El sabor de la libertad
La habitación en la que escribo, la misma en la que duermo, tiene el suelo quemado. Es una de las huellas que ha dejado el ataque de las hordas de nacionalismo que en 2008 atacaron el centro social de Jana Vikas. La escalera que sube al segundo piso fue utilizada para violar repetidamente a la hermana Meena Barba, una de las víctimas sexuales del pogromo de Odhisa. La ciudad más cercana, Bubaneswhar, a seis horas de coche.
He pasado el día con otras víctimas. Por la mañana, gracias a la ayuda de un traductor, he escuchado las historias de viudas, de hombres obligados a comer excrementos de vacas por no renunciar a su condición de bautizados. Hablaban huriah y una lengua tribal que no tiene escritura. He comido con las viudas, se sientan en el suelo y en cuclillas dan buena cuenta del arroz. Algunas de ellas llevan la cara entera tatuada. Son parcas en palabras, al menos con el extranjero blanco. Algunas solo lloran cuando recuerdan a sus maridos. Otras explican que quieren sacar a sus hijos adelante y que estudian. Las madres se parecen en todos los rincones del mundo. Todos son intocables, dalit, los que están fuera de cualquier casta. Discriminados por su origen, discriminados por ser cristianos. El 80 por ciento de los cristianos de Odisha son dalit, porque el cristianismo es –dicen– la religión en la que no hay castas, la religión de los que te ayudan, la religión de los que cuando estás enfermo vienen a rezar por ti y a echarte una mano. La religión que no considera la pobreza una maldición divina por algún pecado del pasado, un castigo merecido. Un hombre de mediana edad me ha contado que lleva siete años en la cárcel porque le acusaron de asesinar a Sawami, un líder del nacionalismo hindú. Él explica que es inocente. Todo el mundo sabe que es inocente. Los maoístas confesaron hace mucho tiempo el crimen. Dice que no está desesperado, que en prisión tiene tiempo para rezar y para leer la Biblia.
Por la tarde he estado en la casa de otro dalit, una casa muy pobre y muy limpia. Una de las mujeres preparaba la catequesis estudiando las Escrituras. El padre de familia me ha contado que le cuesta mucho encontrar trabajo. Los dalit tienen encomendadas las labores más humillantes.

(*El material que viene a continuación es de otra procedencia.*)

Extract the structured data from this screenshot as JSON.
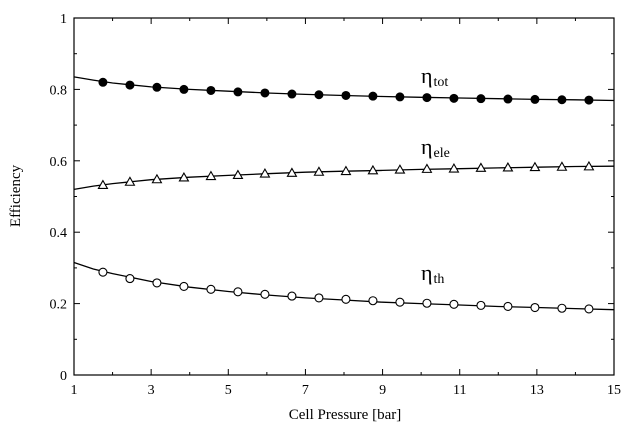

Y si eres cristiano la cosa se complica aún más.
Al caer la tarde nos hemos adentrado aún más en la sierra de Kandhamal. La vegetación es exótica, tropical. Las mujeres se bañan vestidas en charcas en las que flotan flores acuáticas. En cada recodo del camino hay un templo, templos por todos sitios, templos de colores. Dioses en cada esquina. El hinduismo más que una religión es una especie de paraguas bajo el que cabe casi todo. El politeísmo, extraño, que convierte cualquier cosa en Dios es utilizado por los nacionalistas. Hay que imponer el “retorno a casa”.
Todo parece tranquilo mientras las mujeres se bañan al caer el sol. Pero la tranquila charca del pueblo de Barokhoma es solo apariencia. Los dalit de la localidad, reunidos todos ellos en una calle, me cuentan que no pueden celebrar la Navidad tranquilamente. Les atacaron recientemente, les atacaron en 2008, cuando 50.000 perdieron sus casas y un centenar de bautizados murieron en todo el distrito de Kandhamal. Los misioneros trajeron hace algo más de 100 años la nueva religión, se pusieron de parte de los dalit que habían perdido sus tierras. A todos les preguntó lo mismo: ¿por qué no abandonan esta fe que les ha traído tantos problemas? Casi todos dicen lo mismo: “amamos a nuestro Señor”. El cristianismo tiene para ellos el sabor de la libertad. Ni brahman ni dalit, todos uno. Veinte siglos después la misma revolución.